Rick, obediently help create these Moments.

If I know Rick has been getting busy setting up mentorship and community in The New Heavens and New Earth. The only difference is this version is somehow deeper, more wonderful. Further up and further in.

Telemachus is a character in Homer’s Odyssey. Odysseus searched his community for a man who could provide guidance and wisdom to his son Telemachus. The man chosen was named Mentor.

Part of Rick’s mission in the second half of his life was creating as many Mentor/Telemachus relationships as possible.

According to Rick, a good mentor is intentional, present, and cares deeply about the whole person.

Rick is now face to face with The Great High Mentor.
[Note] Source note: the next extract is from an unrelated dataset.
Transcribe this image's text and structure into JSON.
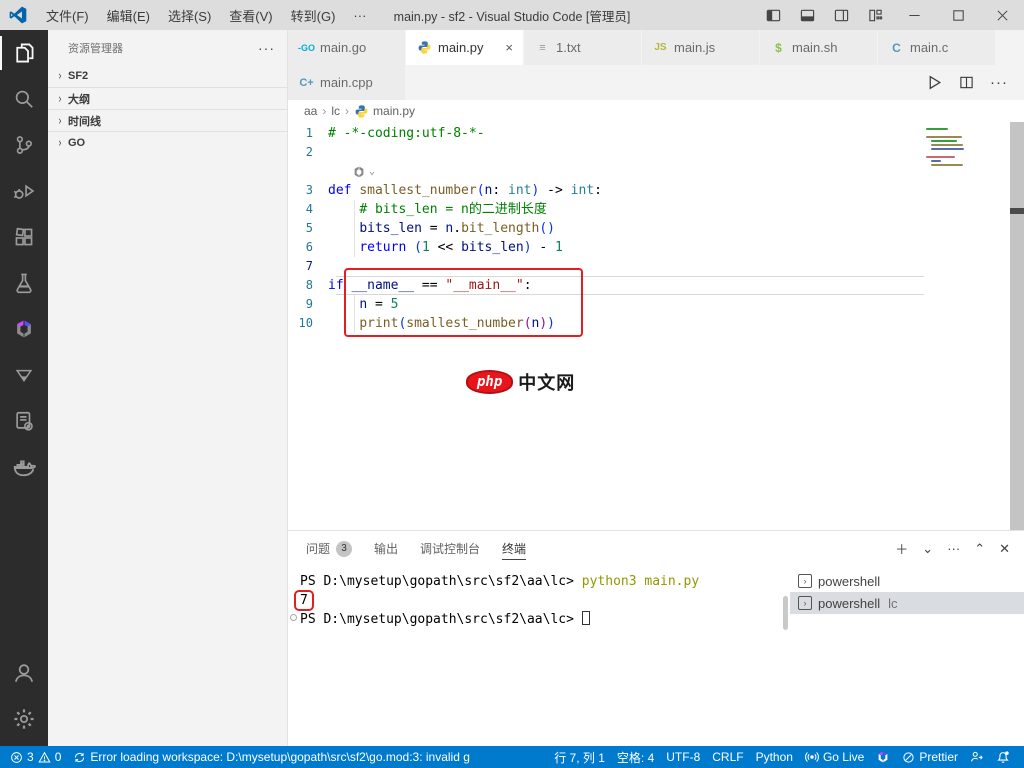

A Mentor who has always provided Rick guidance and wisdom. A Mentor who, at great cost, took on every imperfection so that His mentee could be given His perfection.
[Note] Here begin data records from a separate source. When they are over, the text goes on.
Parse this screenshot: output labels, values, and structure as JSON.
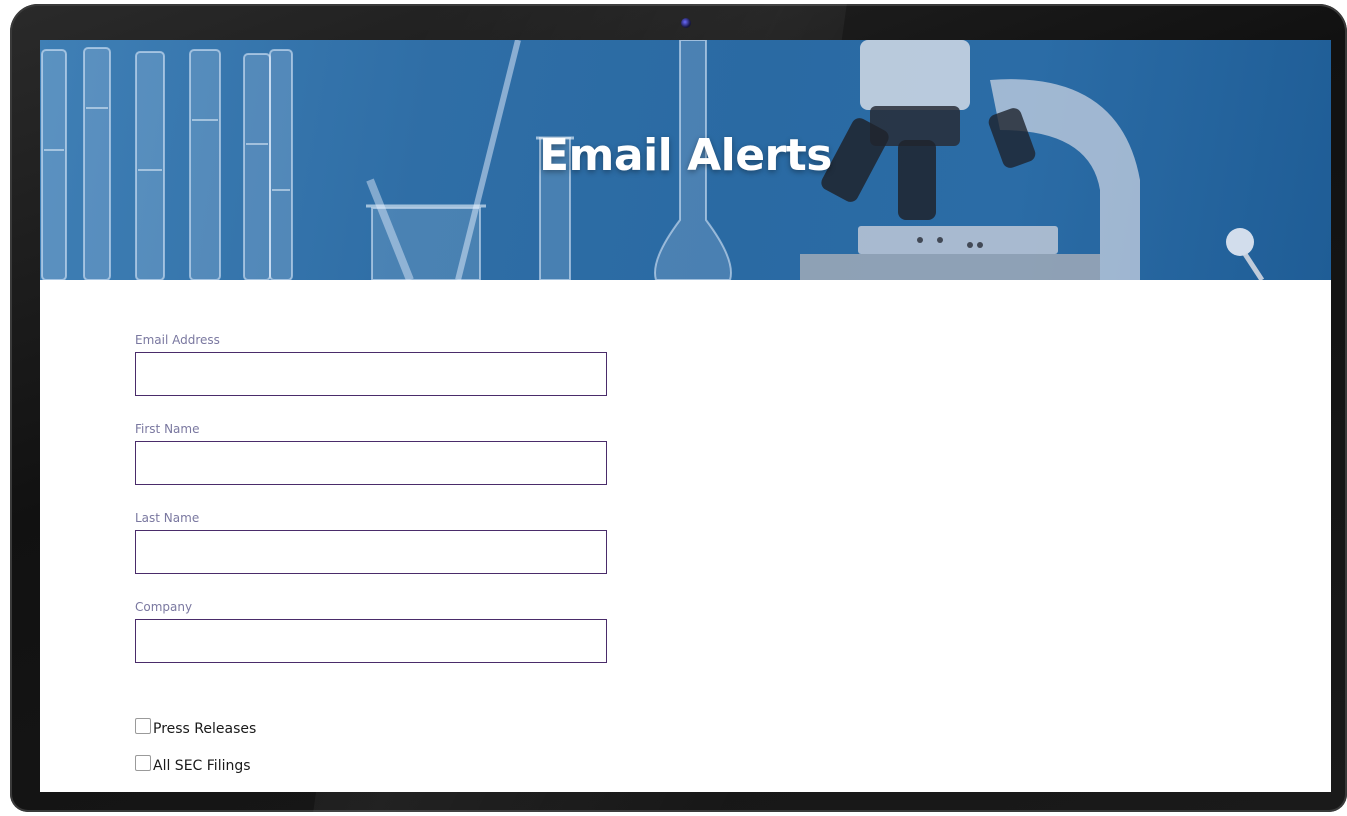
{
  "page": {
    "title": "Email Alerts"
  },
  "form": {
    "email": {
      "label": "Email Address",
      "value": "",
      "placeholder": ""
    },
    "first_name": {
      "label": "First Name",
      "value": "",
      "placeholder": ""
    },
    "last_name": {
      "label": "Last Name",
      "value": "",
      "placeholder": ""
    },
    "company": {
      "label": "Company",
      "value": "",
      "placeholder": ""
    }
  },
  "subscriptions": [
    {
      "label": "Press Releases",
      "checked": false
    },
    {
      "label": "All SEC Filings",
      "checked": false
    }
  ],
  "colors": {
    "input_border": "#4a2c6a",
    "label_text": "#7a78a0",
    "hero_blue": "#2a6aa3"
  },
  "icons": {
    "device_camera": "camera-icon"
  }
}
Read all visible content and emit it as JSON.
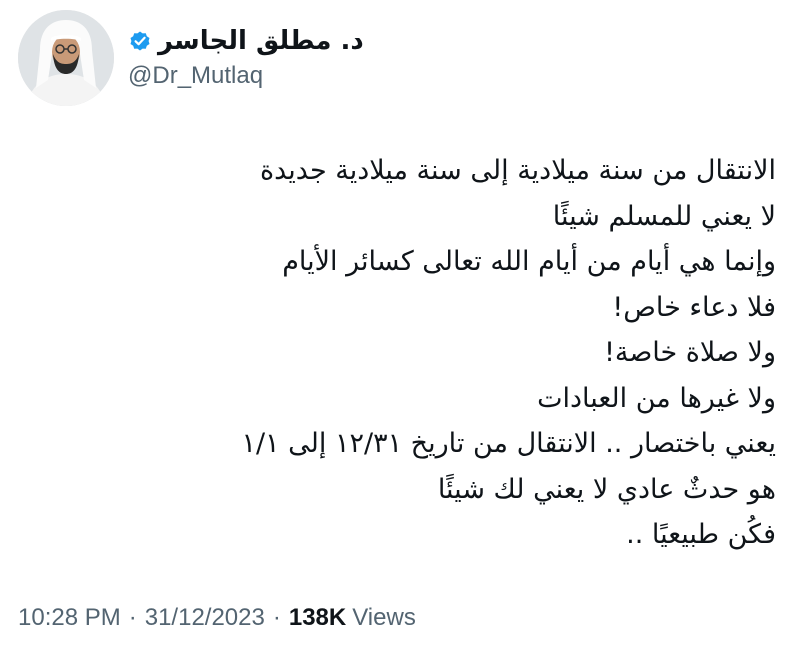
{
  "author": {
    "display_name": "د. مطلق الجاسر",
    "handle": "@Dr_Mutlaq",
    "verified": true,
    "verified_color": "#1d9bf0"
  },
  "tweet": {
    "lines": [
      "الانتقال من سنة ميلادية إلى سنة ميلادية جديدة",
      "لا يعني للمسلم شيئًا",
      "وإنما هي أيام من أيام الله تعالى كسائر الأيام",
      "فلا دعاء خاص!",
      "ولا صلاة خاصة!",
      "ولا غيرها من العبادات",
      "يعني باختصار .. الانتقال من تاريخ ١٢/٣١ إلى ١/١",
      "هو حدثٌ عادي لا يعني لك شيئًا",
      "فكُن طبيعيًا .."
    ]
  },
  "meta": {
    "time": "10:28 PM",
    "separator": "·",
    "date": "31/12/2023",
    "views_count": "138K",
    "views_label": "Views"
  },
  "colors": {
    "text": "#0f1419",
    "secondary": "#536471",
    "background": "#ffffff"
  }
}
This Mentor looks at Rick and wipes away every tear, puts His hands on his knees, and with deep glowing eyes (the kind of eyes that Rick has) gives a declaration Rick has known but now experiences fully:

“Well done good and faithful servant!”

ISO PAYPIG Goddess

Student at Mitchell Community College

11 个月

Don Flow, can you please read your messages, thank you.

回复

Rick lived his life as we each only aspire to…. Truly touching the hearts and lives of all around him! What a gift he was to us all!!!

回复
Meg Meurer Brossy

Growth Advisor | Advisor to innovative technology companies

11 个月

Rick Woolworth was one of the rarest Type A guys who had extreme personal warmth. Not to mention a gorgeous big hearted wife and 3 fantastic daughters ??

回复
Tom B.

Founder, CEO, Board Advisor, and Investor

11 个月

From Rick, I am beginning to understand “Cool Kids Have Green Pants.” Colossians 3:12-14

回复
Jill (Jocelyn S.) Woolworth

Partner, Distinguished Careers Institute at Stanford University

11 个月

Thank you, Trevor. 100% accurate. Your beautiful words bring tears to my eyes. Rick lives in the love and mentoring each reader of these words passes on. With gratitude.